Update Korban Virus Corona Indonesia Rabu 27 Mei 2020

Novi Nadya diperbarui 28 Mei 2020, 15:25 WIB

Fimela.com, Jakarta Update korban virus corona di Indonesia, Rabu, 27 Mei 2020 kembali dirilis. Kasus positif Covid-19 hingga hari ini bertambah 686 orang sehingga total akumulatif orang yang terinfeksi virus corona di Indonesia sebanyak 23.851 kasus.   

"Sehingga totalnya menjadi 23.851 orang," ujar Yurianto melalui konferensi pers di Gedung BNPB Jakarta, Rabu (27/5/2020) melansir dari Liputan6.com.

Jumlah total tersebut juga diikuti dengan penambahan pasien yang sembuh dan negatif dari virus corona sebanyak 180 orang sehingga total akumulatif menjadi 6.057 orang. Sedangkan tetap ada penambahan kasus kematian terkait infeksi Covid-19 sebanyak 55 orang dengan total akumulatif menjadi 1.473 kasus.
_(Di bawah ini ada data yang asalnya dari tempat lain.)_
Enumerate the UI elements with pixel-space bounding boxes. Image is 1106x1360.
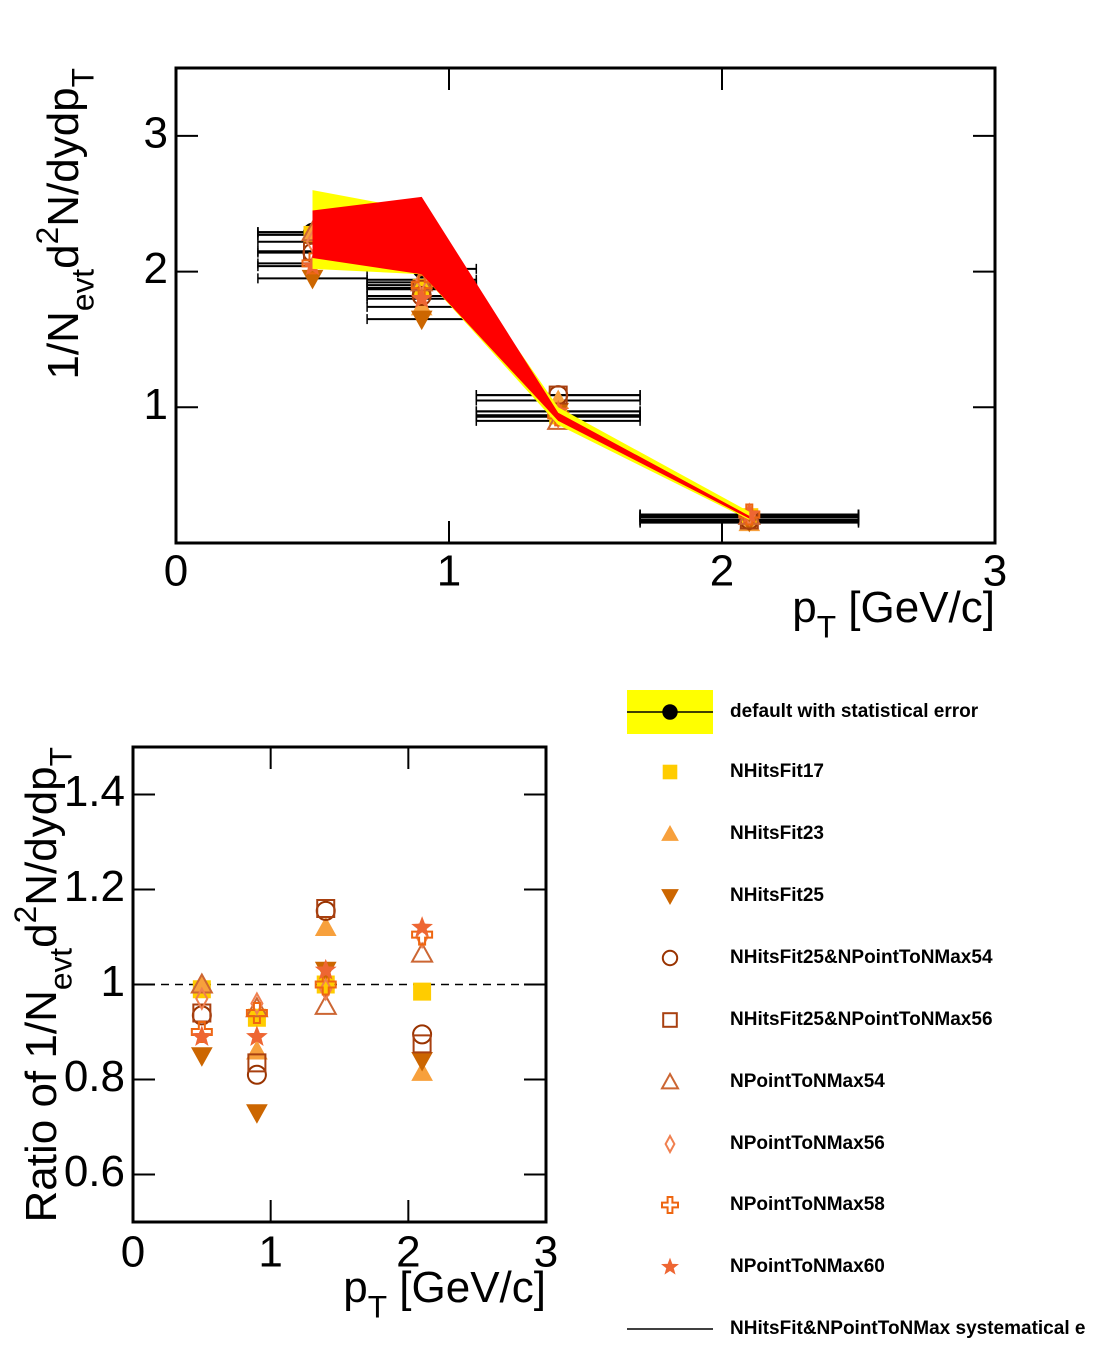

Data update pasien Corona Covid-19 ini tercatat sejak Selasa, 26 Mei 2020 pukul 12.00 WIB hingga hari ini pukul 12.00 WIB.

What's On Fimela
2 dari 3 halaman

New Normal Life

3 Tips Menghadapi New Normal di Lingkungan Kerja

Menteri Kesehatan dr Terawan Agus Putranto menyebut, dalam situasi pandemi Covid-19 roda perekonomian harus tetap berjalan dengan mengedepankan langkah-langkah pencegahan. Untuk itu, Kementerian Kesehatan RI telah menerbitkan Keputusan Menteri Kesehatan nomor HK.01.07/MENKES/328/2020 tentang Panduan Pencegahan dan Pengendalian Covid-19 di Tempat Kerja Perkantoran dan Industri dalam Mendukung Keberlangsungan Usaha pada Situasi Pandemi.

Terawan mengatakan dunia usaha dan masyarakat pekerja memiliki kontribusi besar dalam memutus mata rantai penularan karena besarnya jumlah populasi pekerja dan besarnya mobilitas, serta interaksi penduduk umumnya disebabkan aktifitas bekerja.

“Tempat kerja sebagai lokus interaksi dan berkumpulnya orang merupakan faktor risiko yang perlu diantisipasi penularannya,” katanya yang dikutip dari sehatnegeriku.kemkes.go.id, Senin (25/5/2020).

Peraturan Pemerintah nomor 21 Tahun 2020 tentang Pembatasan Sosial Berskala Besar (PSBB) dalam rangka percepatan penanganan Covid-19 telah menyatakan bahwa PSBB dilakukan salah satunya dengan meliburkan tempat kerja. Namun dunia kerja tidak mungkin selamanya dilakukan pembatasan, roda perekonomian harus tetap berjalan.

“Untuk itu pasca pemberlakuan PSBB dengan kondisi pandemi Covid-19 yang masih berlangsung, perlu dilakukan upaya mitigasi dan kesiapan tempat kerja seoptimal mungkin sehingga dapat beradaptasi melalui perubahan pola hidup pada situasi Covid-19 atau New Normal,” ujarnya.